Maxine Chang looked at Myron with heavy eyes.

“Wait a second. Are you blaming me because Roger didn’t get into Duke?”

“I don’t know much, Myron. I’m just a dry cleaner. But a school like Duke almost never takes more than one student from a specific high school in New Jersey. Aimee Biel made it. Roger had better grades. He had better board scores. He had great teacher recommendations. Neither of them are athletes. Roger plays the violin, Aimee plays guitar.” Maxine Chang shrugged.

“So you tell me: Why did she get in and not Roger?”
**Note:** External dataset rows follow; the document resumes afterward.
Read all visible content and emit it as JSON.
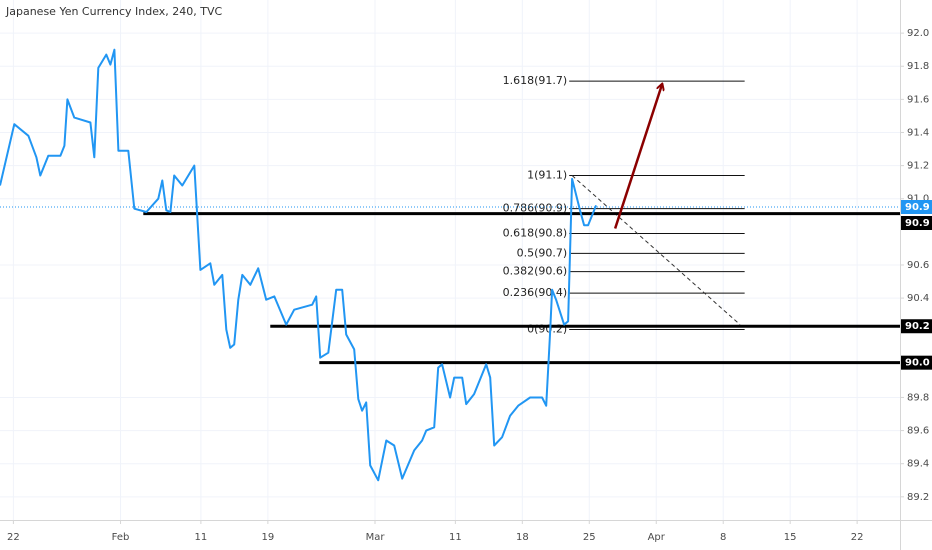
{
  "chart_data": {
    "type": "line",
    "title": "Japanese Yen Currency Index, 240, TVC",
    "x": [
      -1.0,
      0.07,
      1.12,
      1.72,
      2.01,
      2.61,
      3.51,
      3.81,
      4.03,
      4.55,
      5.75,
      6.04,
      6.34,
      6.94,
      7.24,
      7.54,
      7.84,
      8.58,
      9.03,
      9.93,
      10.82,
      11.12,
      11.42,
      11.72,
      12.01,
      12.61,
      13.51,
      13.96,
      14.7,
      15.0,
      15.6,
      15.9,
      16.19,
      16.49,
      16.79,
      17.09,
      17.69,
      18.28,
      18.88,
      19.48,
      20.37,
      20.97,
      22.31,
      22.61,
      22.91,
      23.51,
      24.1,
      24.55,
      24.85,
      25.45,
      25.75,
      26.04,
      26.34,
      26.64,
      27.24,
      27.84,
      28.43,
      29.03,
      29.93,
      30.52,
      30.82,
      31.42,
      31.72,
      32.01,
      32.61,
      32.91,
      33.51,
      33.81,
      34.4,
      35.3,
      35.6,
      35.9,
      36.49,
      37.09,
      37.69,
      38.58,
      39.48,
      39.78,
      40.07,
      40.22,
      40.52,
      41.12,
      41.42,
      41.72,
      42.31,
      42.61,
      42.91,
      43.51
    ],
    "series": [
      {
        "color": "#2196f3",
        "values": [
          91.08,
          91.45,
          91.38,
          91.25,
          91.14,
          91.26,
          91.26,
          91.32,
          91.6,
          91.49,
          91.46,
          91.25,
          91.79,
          91.87,
          91.81,
          91.9,
          91.29,
          91.29,
          90.94,
          90.92,
          91.0,
          91.11,
          90.93,
          90.92,
          91.14,
          91.08,
          91.2,
          90.57,
          90.61,
          90.48,
          90.54,
          90.21,
          90.1,
          90.12,
          90.39,
          90.54,
          90.48,
          90.58,
          90.39,
          90.41,
          90.24,
          90.33,
          90.36,
          90.41,
          90.04,
          90.07,
          90.45,
          90.45,
          90.18,
          90.09,
          89.79,
          89.72,
          89.77,
          89.39,
          89.3,
          89.54,
          89.51,
          89.31,
          89.48,
          89.54,
          89.6,
          89.62,
          89.98,
          90.0,
          89.8,
          89.92,
          89.92,
          89.76,
          89.82,
          90.0,
          89.92,
          89.51,
          89.56,
          89.69,
          89.75,
          89.8,
          89.8,
          89.75,
          90.18,
          90.45,
          90.39,
          90.24,
          90.26,
          91.12,
          90.93,
          90.84,
          90.84,
          90.96
        ]
      }
    ],
    "xlim": [
      -1,
      66.2
    ],
    "xticks": [
      {
        "value": 0,
        "label": "22"
      },
      {
        "value": 8,
        "label": "Feb"
      },
      {
        "value": 14,
        "label": "11"
      },
      {
        "value": 19,
        "label": "19"
      },
      {
        "value": 27,
        "label": "Mar"
      },
      {
        "value": 33,
        "label": "11"
      },
      {
        "value": 38,
        "label": "18"
      },
      {
        "value": 43,
        "label": "25"
      },
      {
        "value": 48,
        "label": "Apr"
      },
      {
        "value": 53,
        "label": "8"
      },
      {
        "value": 58,
        "label": "15"
      },
      {
        "value": 63,
        "label": "22"
      }
    ],
    "ylim": [
      89.06,
      92.2
    ],
    "yticks": [
      89.2,
      89.4,
      89.6,
      89.8,
      90.4,
      90.6,
      {
        "value": 91,
        "label": "91.0"
      },
      91.2,
      91.4,
      91.6,
      91.8,
      {
        "value": 92,
        "label": "92.0"
      }
    ],
    "grid": true,
    "last_price": {
      "value": 90.95,
      "label": "90.9",
      "color": "#2196f3"
    },
    "hlines": [
      {
        "value": 90.91,
        "label": "90.9",
        "x_start": 9.7
      },
      {
        "value": 90.23,
        "label": "90.2",
        "x_start": 19.18
      },
      {
        "value": 90.01,
        "label": "90.0",
        "x_start": 22.84
      }
    ],
    "fib": {
      "x_range": [
        41.5,
        54.6
      ],
      "levels": [
        {
          "label": "1.618(91.7)",
          "value": 91.71
        },
        {
          "label": "1(91.1)",
          "value": 91.14
        },
        {
          "label": "0.786(90.9)",
          "value": 90.94
        },
        {
          "label": "0.618(90.8)",
          "value": 90.79
        },
        {
          "label": "0.5(90.7)",
          "value": 90.67
        },
        {
          "label": "0.382(90.6)",
          "value": 90.56
        },
        {
          "label": "0.236(90.4)",
          "value": 90.43
        },
        {
          "label": "0(90.2)",
          "value": 90.21
        }
      ]
    },
    "trendline": {
      "x": [
        41.72,
        54.25
      ],
      "y": [
        91.14,
        90.24
      ]
    },
    "arrow": {
      "x": [
        44.93,
        48.43
      ],
      "y": [
        90.82,
        91.69
      ],
      "color": "#8b0000"
    }
  }
}
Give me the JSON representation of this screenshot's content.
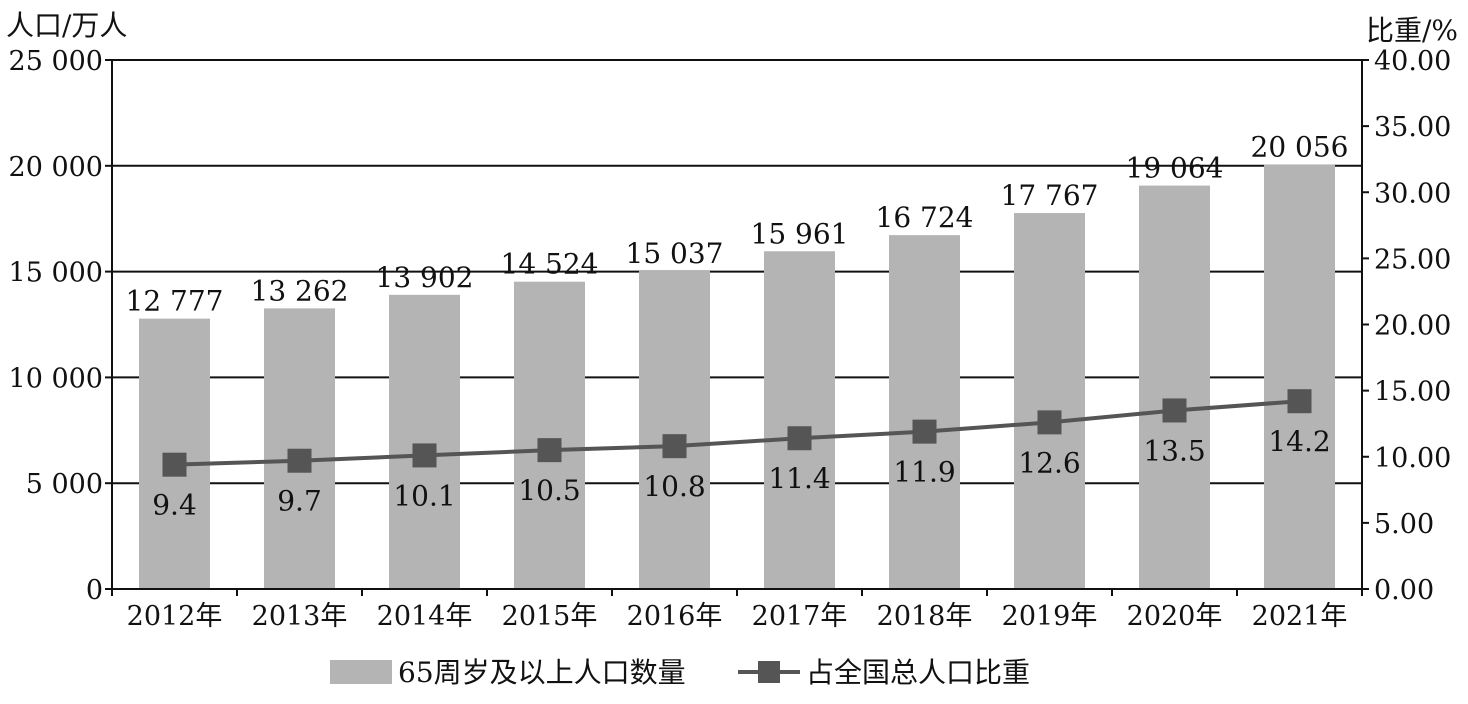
{
  "chart_data": {
    "type": "bar",
    "categories": [
      "2012年",
      "2013年",
      "2014年",
      "2015年",
      "2016年",
      "2017年",
      "2018年",
      "2019年",
      "2020年",
      "2021年"
    ],
    "series": [
      {
        "name": "65周岁及以上人口数量",
        "kind": "bar",
        "axis": "left",
        "values": [
          12777,
          13262,
          13902,
          14524,
          15037,
          15961,
          16724,
          17767,
          19064,
          20056
        ],
        "labels": [
          "12 777",
          "13 262",
          "13 902",
          "14 524",
          "15 037",
          "15 961",
          "16 724",
          "17 767",
          "19 064",
          "20 056"
        ],
        "color": "#b4b4b4"
      },
      {
        "name": "占全国总人口比重",
        "kind": "line",
        "axis": "right",
        "marker": "square",
        "values": [
          9.4,
          9.7,
          10.1,
          10.5,
          10.8,
          11.4,
          11.9,
          12.6,
          13.5,
          14.2
        ],
        "labels": [
          "9.4",
          "9.7",
          "10.1",
          "10.5",
          "10.8",
          "11.4",
          "11.9",
          "12.6",
          "13.5",
          "14.2"
        ],
        "color": "#555555"
      }
    ],
    "ylabel": "人口/万人",
    "y2label": "比重/%",
    "ylim": [
      0,
      25000
    ],
    "y2lim": [
      0,
      40
    ],
    "yticks": [
      "0",
      "5 000",
      "10 000",
      "15 000",
      "20 000",
      "25 000"
    ],
    "y2ticks": [
      "0.00",
      "5.00",
      "10.00",
      "15.00",
      "20.00",
      "25.00",
      "30.00",
      "35.00",
      "40.00"
    ],
    "grid": true,
    "legend": "bottom"
  }
}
He wanted to protest, but the truth stopped him. He had written a letter. He had even called his friend in admissions. People do stuff like that all the time. It doesn’t mean that Roger Chang was denied admission. But simple math: When one person gets a spot, someone else doesn’t.

Maxine’s voice was a plea. “Roger was just so angry.”

“That’s no excuse.”

“No, it’s not. I will talk to him. He will apologize to you, I promise.”

But another thought came to Myron. “Was Roger just mad at me?”

“I don’t understand.”

“Was he mad at Aimee too?”

Maxine Chang frowned. “Why would you ask that?”

“Because the next call on that pay phone was to Aimee Biel’s cell phone. Was Roger angry with her? Resentful maybe?”

“Not Roger, no. He’s not like that.”

“Right, he’d only call me and make threats.”

“He didn’t mean anything. He was just lashing out.”

“I need to talk to Roger.”

“What? No, I forbid it.”

“Fine, I’ll go to the police. I’ll tell them about the threatening calls.”

Her eyes widened. “You wouldn’t.”

He would. Maybe he should. But not yet. “I want to talk to him.”

“He’ll be here after school.”

“Then I’ll be back at three. If he’s not here, I’m going to the police.”